The Komati River and its surrounding area in Mpumalanga province is a region where human-crocodile encounters occur.
Nile crocodiles are apex predators that can reach 20 feet in length and have been documented ambushing humans near river crossings, flooded roads and water collection points for centuries.
The number of human fatalities attributed to Nile crocodiles in Africa each year is estimated by herpetologists at between 200 and 300, though many experts believe the true figure is significantly higher given that attacks in rural areas often go unreported.
The Komati River
Batista’s vehicle became stuck during heavy rainfall, a circumstance that reflects a specific danger of the South African rainy season in the lowveld regions where the Komati River runs.
The river rises rapidly during heavy rain events, flooding roads and crossings that are passable in dry conditions.
Drivers who become stuck in or near flooded crossings face the dual risk of drowning and crocodile attack, both of which have claimed lives in the region.
The Komati River flows through parts of Mpumalanga province and into Mozambique before reaching the Indian Ocean.
The South African sections of the river pass through terrain that includes commercial agriculture, conservation areas and rural communities, and crocodile populations in that section of the river have been documented by wildlife managers for decades.
The specific stretch where Batista went missing is not publicly named in the official SAPS materials, but the operation involved SANPARKS, South African National Parks, assets, suggesting the area is within or adjacent to a protected area.
The Broader Question The Shoes Raise
The six additional pairs of shoes recovered from the crocodile are a reminder that the Batista case, as significant as it is, represents only one encounter between this specific animal and human beings.
Police working to identify those shoes are essentially attempting to trace backwards from the physical evidence inside a single crocodile to potentially multiple separate incidents involving multiple individuals.
That investigation, matching shoes to missing persons cases, determining when each pair was consumed, reconstructing the circumstances under which their owners entered the water, is likely to be slow and may never produce complete answers.
Shoes can travel significant distances in river systems. Their owners may have disappeared in ways that were never connected to crocodile attacks.
The crocodile’s range, its movement patterns and how many individual feeding events it was involved in before being located and euthanized are all unknown.

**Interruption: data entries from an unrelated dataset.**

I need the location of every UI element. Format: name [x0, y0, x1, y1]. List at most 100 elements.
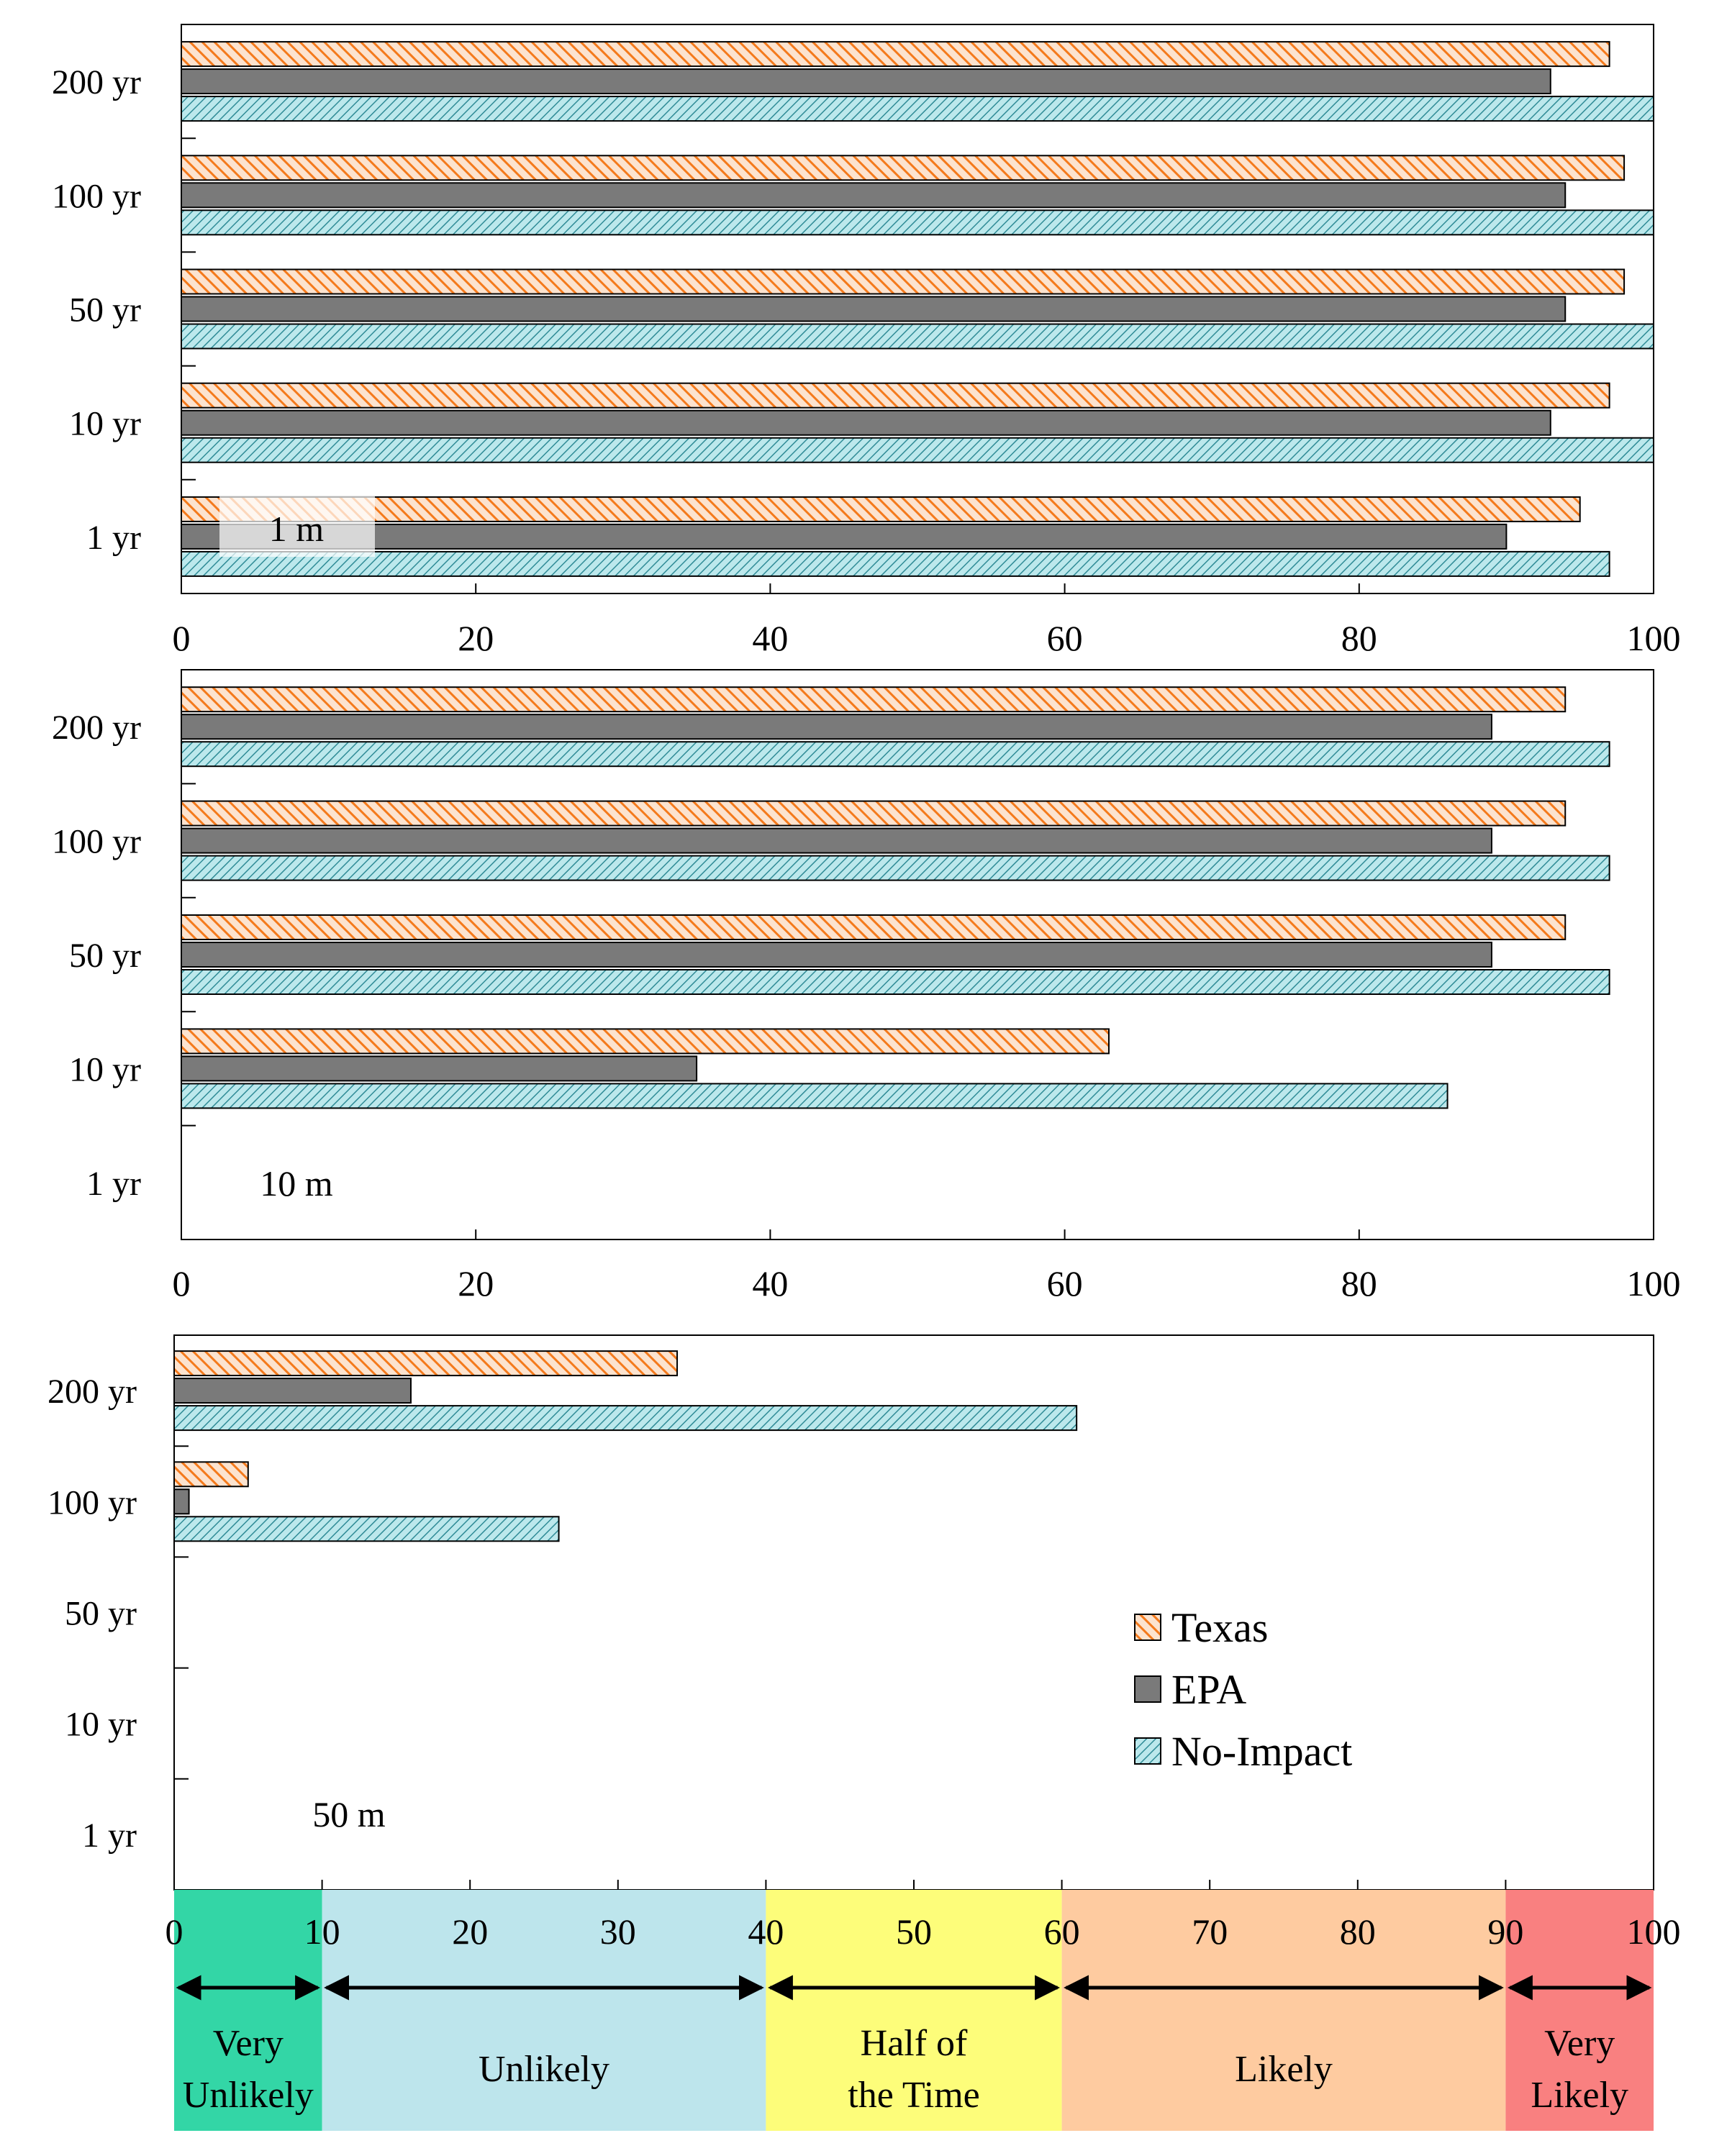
category-label-1-yr: 1 yr — [86, 519, 141, 557]
x-tick-label: 70 — [1192, 1911, 1228, 1952]
category-label-200-yr: 200 yr — [52, 63, 141, 101]
zone-label: the Time — [848, 2075, 980, 2116]
bar-texas-100-yr — [181, 800, 1567, 827]
bar-epa-10-yr — [181, 1055, 698, 1082]
zone-unlikely — [322, 1890, 766, 2131]
x-tick-label: 100 — [1627, 1911, 1681, 1952]
x-tick-label: 40 — [752, 1263, 788, 1304]
x-tick-label: 0 — [173, 1263, 191, 1304]
x-tick-label: 100 — [1627, 1263, 1681, 1304]
x-tick-label: 10 — [304, 1911, 340, 1952]
zone-very-unlikely — [174, 1890, 322, 2131]
category-label-10-yr: 10 yr — [69, 405, 141, 443]
legend-swatch-texas — [1134, 1614, 1161, 1641]
bar-texas-10-yr — [181, 382, 1610, 409]
category-label-50-yr: 50 yr — [69, 937, 141, 975]
bar-texas-50-yr — [181, 914, 1567, 940]
x-tick-label: 40 — [748, 1911, 784, 1952]
bar-no-impact-100-yr — [181, 855, 1610, 881]
zone-label: Very — [1544, 2023, 1615, 2064]
bar-texas-100-yr — [181, 155, 1626, 181]
x-tick-label: 0 — [173, 618, 191, 658]
bar-epa-200-yr — [181, 68, 1551, 95]
x-tick-label: 60 — [1044, 1911, 1080, 1952]
bar-texas-200-yr — [181, 41, 1610, 68]
zone-label: Likely — [1531, 2075, 1628, 2116]
bar-epa-200-yr — [173, 1378, 412, 1404]
bar-epa-100-yr — [173, 1488, 190, 1515]
panel-label: 1 m — [269, 509, 325, 549]
bar-epa-50-yr — [181, 296, 1567, 322]
zone-label: Half of — [861, 2023, 968, 2064]
bar-no-impact-10-yr — [181, 1083, 1449, 1109]
zone-label: Unlikely — [183, 2075, 314, 2116]
category-label-50-yr: 50 yr — [69, 291, 141, 329]
chart-panel-2: 0 20 40 60 80 100 200 yr 100 yr 50 yr 10 yr 1 yr 10… — [52, 669, 1681, 1304]
x-tick-label: 90 — [1487, 1911, 1523, 1952]
legend-label-texas: Texas — [1171, 1604, 1268, 1651]
chart-panel-1: 0 20 40 60 80 100 200 yr 100 yr 50 yr 10 yr 1 yr 1 … — [52, 24, 1681, 658]
panel-label: 10 m — [260, 1163, 333, 1204]
x-tick-label: 0 — [166, 1911, 183, 1952]
bar-no-impact-100-yr — [181, 209, 1654, 236]
x-tick-label: 80 — [1340, 1911, 1376, 1952]
x-tick-label: 50 — [896, 1911, 932, 1952]
bar-texas-50-yr — [181, 268, 1626, 295]
bar-no-impact-50-yr — [181, 323, 1654, 350]
bar-no-impact-50-yr — [181, 969, 1610, 995]
category-label-10-yr: 10 yr — [69, 1050, 141, 1088]
zone-label: Very — [213, 2023, 284, 2064]
bar-epa-200-yr — [181, 714, 1492, 740]
legend-label-no-impact: No-Impact — [1171, 1728, 1352, 1775]
bar-no-impact-200-yr — [173, 1405, 1078, 1432]
panel-label: 50 m — [312, 1794, 386, 1834]
bar-no-impact-200-yr — [181, 741, 1610, 768]
x-tick-label: 60 — [1047, 1263, 1083, 1304]
bar-no-impact-100-yr — [173, 1516, 560, 1542]
x-tick-label: 20 — [458, 618, 494, 658]
bar-texas-100-yr — [173, 1461, 249, 1488]
x-tick-label: 100 — [1627, 618, 1681, 658]
x-tick-label: 30 — [600, 1911, 636, 1952]
x-tick-label: 40 — [752, 618, 788, 658]
category-label-1-yr: 1 yr — [82, 1816, 137, 1855]
category-label-1-yr: 1 yr — [86, 1165, 141, 1203]
bar-no-impact-200-yr — [181, 96, 1654, 122]
category-label-50-yr: 50 yr — [65, 1595, 137, 1633]
bar-no-impact-1-yr — [181, 550, 1610, 577]
bar-epa-100-yr — [181, 827, 1492, 854]
zone-label: Likely — [1235, 2049, 1333, 2090]
zone-half-of-the-time — [766, 1890, 1062, 2131]
bar-epa-1-yr — [181, 523, 1508, 550]
category-label-100-yr: 100 yr — [47, 1483, 137, 1522]
panel-label-box — [219, 496, 375, 557]
bar-epa-100-yr — [181, 182, 1567, 209]
legend-label-epa: EPA — [1171, 1666, 1246, 1713]
category-label-200-yr: 200 yr — [52, 709, 141, 747]
legend-swatch-epa — [1134, 1675, 1161, 1703]
legend: Texas EPA No-Impact — [1134, 1604, 1352, 1775]
category-label-100-yr: 100 yr — [52, 177, 141, 215]
likelihood-scale: Very Unlikely Unlikely Half of the Time Likel… — [174, 1890, 1654, 2131]
x-tick-label: 20 — [452, 1911, 488, 1952]
x-tick-label: 80 — [1341, 618, 1377, 658]
zone-likely — [1061, 1890, 1506, 2131]
bar-epa-10-yr — [181, 409, 1551, 436]
category-label-100-yr: 100 yr — [52, 823, 141, 861]
bar-epa-50-yr — [181, 942, 1492, 968]
bar-texas-200-yr — [181, 686, 1567, 713]
bar-texas-1-yr — [181, 496, 1581, 522]
category-label-200-yr: 200 yr — [47, 1373, 137, 1411]
chart-panel-3: 200 yr 100 yr 50 yr 10 yr 1 yr 50 m Texas EPA No… — [47, 1334, 1654, 1891]
x-tick-label: 60 — [1047, 618, 1083, 658]
legend-swatch-no-impact — [1134, 1737, 1161, 1765]
zone-very-likely — [1505, 1890, 1654, 2131]
x-tick-label: 80 — [1341, 1263, 1377, 1304]
bar-no-impact-10-yr — [181, 437, 1654, 463]
panel-label-box — [225, 1150, 367, 1210]
x-tick-label: 20 — [458, 1263, 494, 1304]
panel-label-box — [295, 1783, 416, 1843]
bar-texas-10-yr — [181, 1028, 1110, 1055]
zone-label: Unlikely — [479, 2049, 609, 2090]
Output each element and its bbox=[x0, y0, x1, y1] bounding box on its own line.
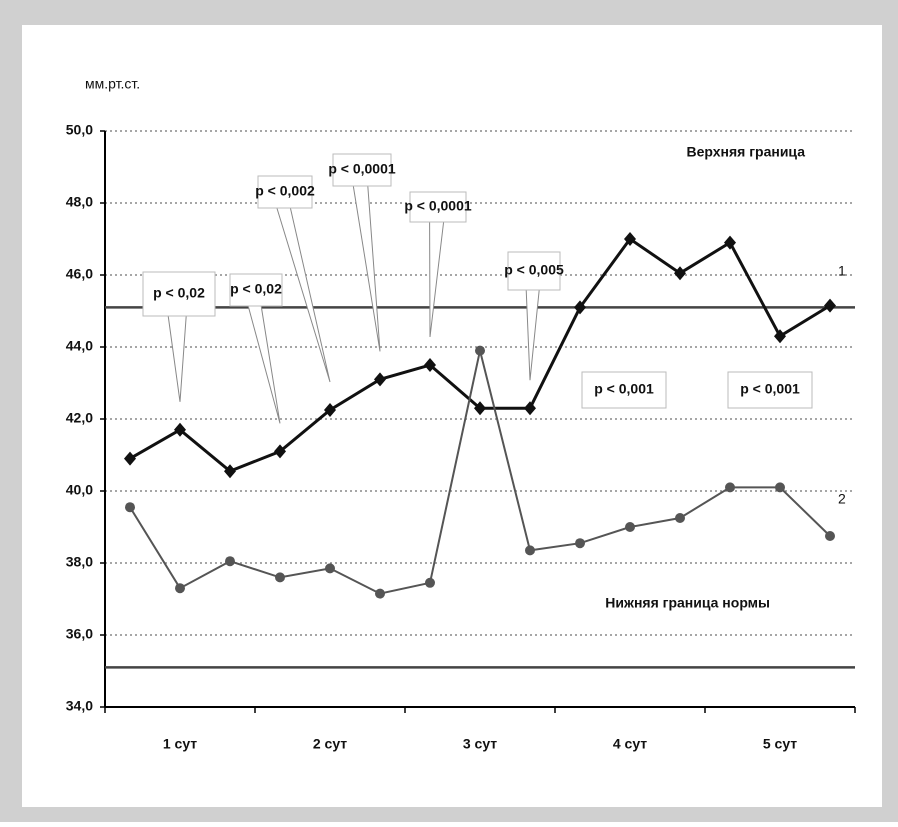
reference-label: Верхняя граница bbox=[686, 144, 805, 160]
point bbox=[224, 464, 236, 479]
y-tick-label: 38,0 bbox=[66, 554, 93, 570]
x-tick-label: 5 сут bbox=[763, 736, 797, 752]
point bbox=[824, 298, 836, 313]
point bbox=[175, 583, 185, 594]
annotation: p < 0,0001 bbox=[404, 198, 472, 214]
callout-box bbox=[409, 191, 467, 223]
callout-box bbox=[581, 371, 667, 409]
callout-pointer bbox=[276, 207, 331, 383]
point bbox=[724, 235, 736, 250]
point bbox=[725, 482, 735, 493]
point bbox=[124, 451, 136, 466]
x-tick-label: 2 сут bbox=[313, 736, 347, 752]
point bbox=[275, 572, 285, 583]
reference-label: Нижняя граница нормы bbox=[605, 595, 770, 611]
callout-pointer bbox=[247, 305, 281, 424]
annotation: p < 0,005 bbox=[504, 262, 564, 278]
point bbox=[474, 401, 486, 416]
panel bbox=[22, 25, 882, 807]
y-axis-label: мм.рт.ст. bbox=[85, 76, 140, 92]
point bbox=[475, 345, 485, 356]
callout-box bbox=[142, 271, 216, 317]
point bbox=[675, 513, 685, 523]
point bbox=[424, 358, 436, 372]
y-tick-label: 48,0 bbox=[66, 194, 93, 210]
annotation: p < 0,002 bbox=[255, 183, 315, 199]
x-tick-label: 4 сут bbox=[613, 736, 647, 752]
annotation: p < 0,02 bbox=[153, 285, 205, 301]
y-tick-label: 44,0 bbox=[66, 338, 93, 354]
callout-box bbox=[257, 175, 313, 209]
annotation: p < 0,02 bbox=[230, 281, 282, 297]
x-tick-label: 3 сут bbox=[463, 736, 497, 752]
point bbox=[374, 372, 386, 387]
point bbox=[274, 444, 286, 459]
point bbox=[425, 577, 435, 588]
y-tick-label: 42,0 bbox=[66, 410, 93, 426]
point bbox=[674, 266, 686, 281]
callout-box bbox=[332, 153, 392, 187]
callout-pointer bbox=[352, 185, 381, 352]
point bbox=[774, 329, 786, 344]
point bbox=[524, 401, 536, 416]
x-tick-label: 1 сут bbox=[163, 736, 197, 752]
y-tick-label: 50,0 bbox=[66, 122, 93, 138]
point bbox=[625, 522, 635, 532]
callout-pointer bbox=[525, 289, 540, 381]
point bbox=[125, 502, 135, 513]
point bbox=[825, 531, 835, 541]
y-tick-label: 40,0 bbox=[66, 482, 93, 498]
callout-pointer bbox=[167, 315, 187, 402]
point bbox=[624, 232, 636, 246]
annotation: p < 0,001 bbox=[594, 381, 654, 397]
point bbox=[575, 538, 585, 549]
annotation: p < 0,001 bbox=[740, 381, 800, 397]
point bbox=[324, 403, 336, 417]
point bbox=[174, 422, 186, 437]
callout-box bbox=[507, 251, 561, 291]
callout-pointer bbox=[429, 221, 445, 338]
callout-box bbox=[727, 371, 813, 409]
point bbox=[375, 588, 385, 599]
series-label: 2 bbox=[838, 491, 846, 507]
y-tick-label: 34,0 bbox=[66, 698, 93, 714]
point bbox=[325, 563, 335, 574]
point bbox=[225, 556, 235, 567]
callout-box bbox=[229, 273, 283, 307]
point bbox=[775, 482, 785, 493]
annotation: p < 0,0001 bbox=[328, 161, 396, 177]
point bbox=[574, 300, 586, 315]
y-tick-label: 36,0 bbox=[66, 626, 93, 642]
point bbox=[525, 545, 535, 556]
series-label: 1 bbox=[838, 263, 846, 279]
y-tick-label: 46,0 bbox=[66, 266, 93, 282]
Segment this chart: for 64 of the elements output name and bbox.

What is known is that a 15-foot Nile crocodile was pulled from the Komati River by helicopter on the suspicion that it contained a missing man, that the suspicion was correct, and that the animal contained enough additional evidence of human encounters to open multiple new investigative questions alongside the one that prompted the search.
DNA results that confirm Batista’s identity are expected in the coming days or weeks depending on the pace of South African forensic laboratory processing.